JAKARTA - Ahli Psikolog Klinis Dewasa, Liza Marielly Djaprie menyebut terdakwa Bharada Richard Eliezer mengalami kecemasan yang luar biasa usai insiden penembakan Brigadir J terjadi.
Keterangan itu disampaikan saat Liza menerangkan perjumpaan pertama dengan Bharada E pada 15 Juli. Dalam pertemuan itu, kondisi eks ajudan Ferdy Sambo menampilkan kecemasan yang besar.
"Pada saat pertama kali bertemu itu memang kondisinya masih sangat, menurut pengamatan psikologi klinis yang dilakukan, kondisi masih sangat cemas," ujar Liza dalam persidangan di Pengadilan Negeri Jakarta Selatan, Senin, 26 Desember.
Kecemasan itu sangat terlihat dari gerak tubuhnya. Bahkan, disebutkan bila dampak insiden itu, Bharada E hingga tak berani menatap mata lawan bicaranya.
"Dia banyak sekali mainin tangan, kemudian menjaga tidak ada kontak mata, setelah itu suaranya volumenya pelan sekali," ungkapnya.
Namun, seiring berjalannya waktu, kecemasan pada diri Bharada E milai hilang. Terutama saat didampingi oleh LPSK.
Menurut Liza, sosok Bharada E menjadi lebih tenang. Kemudian, sudah bisa berbicara sesuai apa yang dialami dan dirasakannya.
"Seiring dengan pertemuan-pertemuan berikutnya, apalagi setelah Richard didampingi oleh LPSK, itu dia kondisi jauh lebih tenang, kemudian lebih bisa kontak mata, lebih santai, lebih bisa tektokkannya tuh lebih enak," kata Liza.
BACA JUGA:
Bharada E menembak seniornya, Brigadir J, dengan senjata api jenis Glock-17 di rumah dinas kompleks Polri, Duren Tiga, Jakarta Selatan, pada 8 Juli.

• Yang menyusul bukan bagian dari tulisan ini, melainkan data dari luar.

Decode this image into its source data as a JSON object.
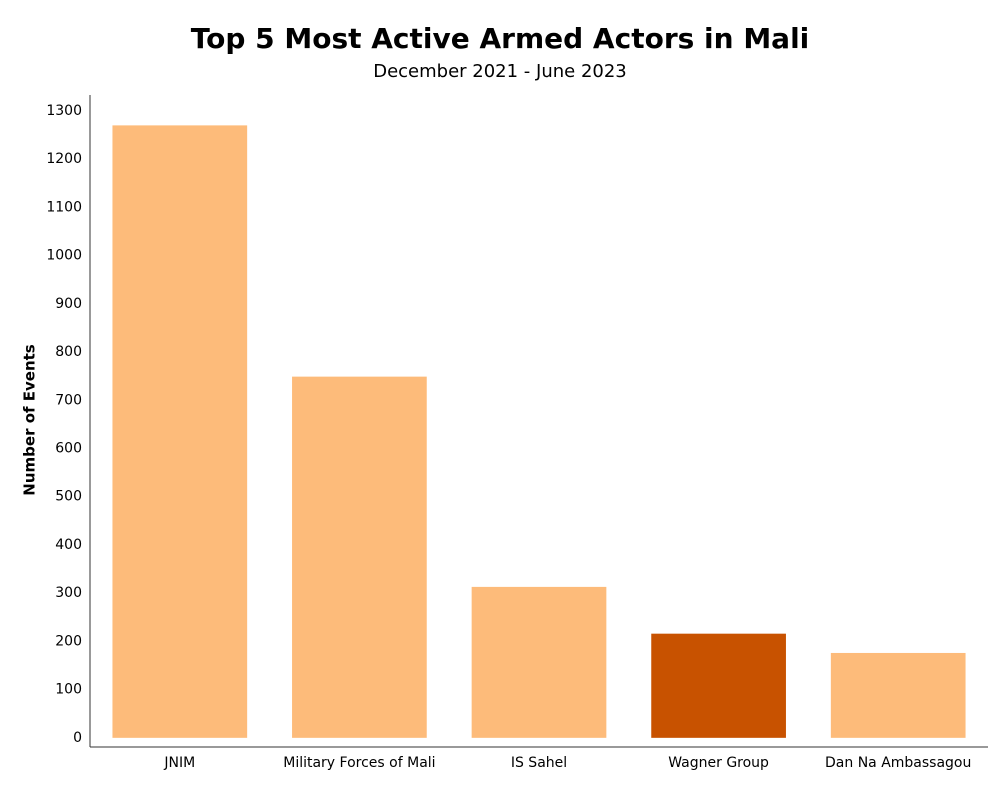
{
  "chart_data": {
    "type": "bar",
    "title": "Top 5 Most Active Armed Actors in Mali",
    "subtitle": "December 2021 - June 2023",
    "y_label": "Number of Events",
    "categories": [
      "JNIM",
      "Military Forces of Mali",
      "IS Sahel",
      "Wagner Group",
      "Dan Na Ambassagou"
    ],
    "values": [
      1270,
      749,
      313,
      216,
      176
    ],
    "colors": [
      "#fdbb7a",
      "#fdbb7a",
      "#fdbb7a",
      "#c85200",
      "#fdbb7a"
    ],
    "ylim": [
      -19,
      1333
    ],
    "yticks": [
      0,
      100,
      200,
      300,
      400,
      500,
      600,
      700,
      800,
      900,
      1000,
      1100,
      1200,
      1300
    ],
    "grid": false
  }
}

Penembakan itu disebut atas perintah eks Kadiv Propam Ferdy Sambo.
Bahkan, motif di balik perintah penembakan itu karena Ferdy Sambo tak terima Brigadir J telah memperkosa istrinya, Putri Candrawathi.
Dalam kasus ini juga ada empat terdakwa lainnya. Mereka yakni, Ferdy Sambo, Putri Candrawathi, Bripka Ricky Rizal, dan Kuat Ma'ruf.
Mereka semua didakwa dengan Pasal 340 KUHP subsider Pasal 338 KUHP juncto Pasal 55 ayat 1 ke (1) KUHP dengan ancaman maksimal hukuman mati, penjara seumur hidup atau selama-lamanya 20 tahun.